Rassemblement national et patronat : une alliance insoupçonnée ?

Le RN séduit des patrons, révélant un tournant inattendu dans le paysage politique.
Rassemblement national et patronat : une alliance insoupçonnée ?
Une partie du patronat accepte désormais de discuter avec le RN. En avril 2026, Marine Le Pen a dîné avec des grands dirigeants dont Bernard Arnault (LVMH). © Radio France - RAPHAËL CANNESANT / CELLULE INVESTIGATION

Une partie des chefs d'entreprise français s'ouvre à la discussion avec l'extrême droite. Malgré un scepticisme persistant sur le programme économique du RN, le parti dirigé par Jordan Bardella met en avant une image pro-business qui séduit de plus en plus de dirigeants.

Lors d'une interview, le PDG d'Airbus, Guillaume Faury, a exprimé sa volonté de rencontrer les leaders du Rassemblement national, illustrant un changement notable dans les relations entre le monde des affaires et le parti d'extrême droite. Un mois après cette déclaration, Bardella était invité à Airbus dans un contexte que l'entreprise préfère garder confidentiel. "Nous ne commentons jamais l’agenda privé de nos dirigeants", a indiqué un représentant du groupe.

Des contacts entre des entreprises majeures du secteur de la défense et le RN ne sont pas rares. En début 2026, plusieurs rencontres ont eu lieu, désignant un rapprochement stratégique. "Ces discussions sont tout à fait assumées", assure Franck Giletti, député du RN et vice-président de la Commission défense à l'Assemblée nationale.

Éric Trappier, à la tête de Dassault Aviation, a été précurseur dans cette démarche, plaidant pour un dialogue constructif avec le RN. "C’est quelqu’un de très influent qui n’a pas hésité à créer des liens avec le parti", a commenté un acteur du Medef, soulignant le rôle significatif des entreprises dans ce rapprochement.

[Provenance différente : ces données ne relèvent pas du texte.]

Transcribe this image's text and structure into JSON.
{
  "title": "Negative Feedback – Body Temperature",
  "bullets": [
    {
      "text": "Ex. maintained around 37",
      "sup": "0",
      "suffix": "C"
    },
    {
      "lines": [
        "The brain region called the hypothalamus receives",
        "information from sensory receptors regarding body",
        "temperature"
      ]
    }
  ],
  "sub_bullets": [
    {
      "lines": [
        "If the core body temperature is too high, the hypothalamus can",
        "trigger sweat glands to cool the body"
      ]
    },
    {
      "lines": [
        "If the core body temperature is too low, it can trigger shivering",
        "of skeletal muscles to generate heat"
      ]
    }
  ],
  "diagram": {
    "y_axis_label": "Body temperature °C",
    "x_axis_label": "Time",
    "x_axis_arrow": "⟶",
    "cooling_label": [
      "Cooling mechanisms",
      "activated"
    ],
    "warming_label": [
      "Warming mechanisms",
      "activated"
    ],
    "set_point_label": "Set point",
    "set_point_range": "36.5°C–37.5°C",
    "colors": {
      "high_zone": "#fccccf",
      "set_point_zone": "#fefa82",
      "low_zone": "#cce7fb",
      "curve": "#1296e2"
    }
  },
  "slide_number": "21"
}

La défense et l’aéronautique aux avant-postes

Le changement est également observable chez des leaders d’autres grands groupes aéronautiques. Ross McInnes, président de Safran, a rencontré les figures du RN, mettant de côté ses précédentes critiques du parti. "Notre devoir est d’interagir avec les acteurs politiques qui participent à la vie démocratique", a-t-il déclaré, ajoutant que les patrons doivent rester neutres sur leurs préférences politiques.

Des patrons pragmatiques

La majorité des chefs d'entreprise adoptent une posture pragmatique face à ce retour en force de l’extrême droite. "Le fait d’établir un dialogue, ce n'est pas forcément une approbation de leurs idées", affirme Amir Reza-Tofighi, président de la Confédération des petites et moyennes entreprises (CPME). Les entrepreneurs semblent de plus en plus enclins à rencontrer des représentants du RN, évacuant un tabou qui, il y a quelques années encore, aurait semblé insurmontable.

Les discrètes rencontres de Sophie de Menthon

Une figure de ce rapprochement est Sophie de Menthon, présidente du mouvement patronal Ethic, qui a œuvré pour faciliter les échanges entre le RN et des patrons. "Ces rencontres contribuent à une meilleure compréhension du monde économique par ces élus", explique-t-elle, soulignant l’importance de ces dialogues.

Des craintes subsistent

Malgré ce rapprochement, de nombreuses entreprises restent réticentes et conservent une position critique vis-à-vis des positions du RN, notamment en matière d’immigration, redoutant des mesures qui pourraient menacer la main-d'œuvre étrangère essentielle à leurs activités. "Un renvoi massif des immigrés serait impraticable et nuirait à notre économie", soulignent des représentants de secteurs clés.

En outre, la perception du RN comme un partenaire économique viable varie selon les secteurs. Certains, comme l'aéronautique et la défense, semblent plus permissifs, tandis que les secteurs bancaire et mutuel maintiennent une distance prudente, craintifs d'une éventuelle légitimation de l'extrême droite.

Dans cette dynamique, un cadre du CAC 40 se demande "ce que l’on peut attendre d'un dialogue sans résultats concrets", laissant entrevoir une somme d'inquiétudes et d'incertitudes face à la possible montée du RN sur la scène politique.

Ce tournant dans les relations entre le RN et le monde des affaires marque un moment historique, où la légitimation du parti d'extrême droite devient de plus en plus palpable. Reste à savoir quelles conséquences cette évolution aura pour l'économie française et la société.